Previous gym visits involved working out, to be sure, but rarely beyond my comfort zone. The very act of being in the gym was enough, whatever I did while there was pure gravy. Mmmmm gravy.
But I now realize that just putting on a sports bra and gym shoes and watching Kelly & What's-His-Name chat over coffee while I pretend to sweat on the elliptical isn't going to cut it. I actually have to experience burning and pain and, well, working out is hard, y'all.
It's just that I finally got sick of the shock I experience every now and again when I catch sight of the dumpy figure in the sliding glass doors at Walmart and realize Oh hey. That's me. Tired of squinching flabby ass cheeks and tucking muffin tops into jeans that fit a scant two years ago.
There is a tipping point in the lives of most women who gain some weight during pregnancy. It comes when trying to get back in shape after having a kid. You either handle your business or you let the months turn into years and suddenly the "I just had a baby" excuse doesn't really apply when you're registering the aforementioned baby for pre-school.
Lollygagging on the elliptical may keep the fat pockets at bay in your twenties but hoo doggies, that shit don't work so good when you're French kissing 36-years-old. So you've gotta make the active decision to take your sagging ass to the gym and run it through some serious paces or let your fitness fall by the wayside, which is super easy to do. I'm not that bad, you tell yourself. Yet slowly you stop fitting into any jeans in your denim repertoire, swaddling yourself mainly in those "yoga pants" you purchased with high hopes that have yet to experience a downward dog.

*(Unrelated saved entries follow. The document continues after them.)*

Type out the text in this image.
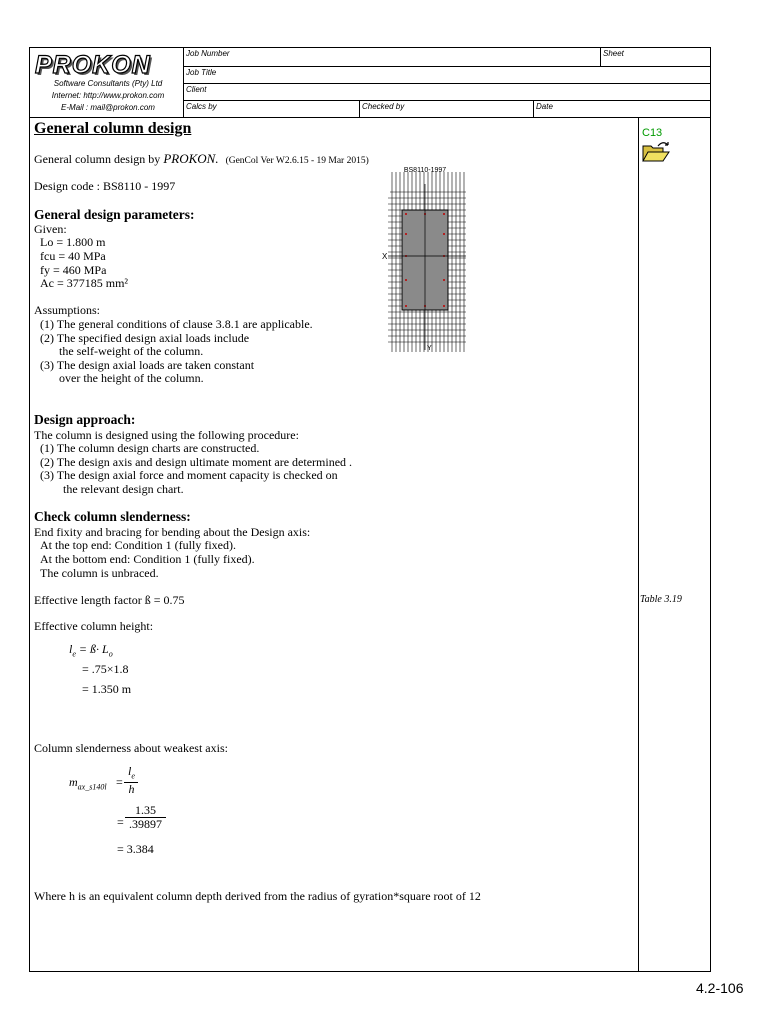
PROKON
Software Consultants (Pty) Ltd
Internet: http://www.prokon.com
E-Mail : mail@prokon.com
Job Number	Sheet
Job Title
Client
Calcs by	Checked by	Date
C13
Table 3.19
General column design
General column design by PROKON. (GenCol Ver W2.6.15 - 19 Mar 2015)
Design code : BS8110 - 1997
General design parameters:
Given:
Lo = 1.800 m
fcu = 40 MPa
fy = 460 MPa
Ac = 377185 mm²
Assumptions:
(1) The general conditions of clause 3.8.1 are applicable.
(2) The specified design axial loads include
the self-weight of the column.
(3) The design axial loads are taken constant
over the height of the column.
Design approach:
The column is designed using the following procedure:
(1) The column design charts are constructed.
(2) The design axis and design ultimate moment are determined .
(3) The design axial force and moment capacity is checked on
the relevant design chart.
Check column slenderness:
End fixity and bracing for bending about the Design axis:
At the top end: Condition 1 (fully fixed).
At the bottom end: Condition 1 (fully fixed).
The column is unbraced.
Effective length factor ß = 0.75
Effective column height:
$l_e$ = ß· $L_o$
= .75×1.8
= 1.350 m
Column slenderness about weakest axis:
$m_{ax\_s140l} = \frac{l_e}{h}$
= $\frac{1.35}{.39897}$
= 3.384
Where h is an equivalent column depth derived from the radius of gyration*square root of 12
BS8110-1997
X
Y
4.2-106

I've always been a naturally thin person which mistakenly led me to believe I was a physically fit person when in reality I've never been a truly strong person. And now that I'm no longer naturally thin I have nothing to hide behind. No pretend physical fitness to delude myself with.
I want to be strong. The desire for strength has inspired working out as I never really have before. Because my prior motivation for going to the gym was vanity-based and because I was thin I never worked out with an intensity that leaves you high on endorphins. But now, with the desire to be strong (Yeah, vanity is still laced throughout that desire) I am going for it on the elliptical until the sweat pours from my body, lifting weights until my muscles burn and I can't fathom one more time and then I do it one more time and goddamn that feels good.
Wanna know what feels even better than burning muscles? An hour away from Henry. God love the little maniac but he is terrible two-ing his adorable little ass off. At the gym I can still see him there in the Child Watch area but he is somebody else's problem. In fact, Henry being somebody else's problem for a solid hour is a huge part of the gym allure. Well, that and an ass that currently looks like a sack of raw chicken.
The first couple weeks of intense gym activity were awkward and uncomfortable. Now, they're just uncomfortable. But in a good way. Sore arms, sore legs, burning muscles. I really hope I can keep this up. I think I can. I mean, never before in my life has a free hour of Child Watch/solid hour of Monica Time been so valuable to me. Which translates into never before has the gym seemed so alluring. If Henry is driving me insane I can solve that problem by hitting the gym. I can solve that problem AND the problem of my raw chicken ass. Two birds with one stone and all that.
So I'm totally fascinated by everyone's fitness routines now. What kind of cardio, how long? Weight-lifting? How many sets and reps? Do you alternate leg and arm days? When do you do abs? What exercises? Do you take classes? What classes? How do you breathe while running? Through your nose or mouth? Or a combo? What exercise makes your ass hurt? I want a big ol' firm butt. I want you to come bounce quarters off it and stuff. Does the stair climber thing really work? It never feels like it's doing anything? Also, I cannot do Zumba type things as I can't bear to watch myself bounce around like the uncoordinated doofus that I am. What is your fitness routine? Lifting beers while watching TV totally counts so don't be ashamed!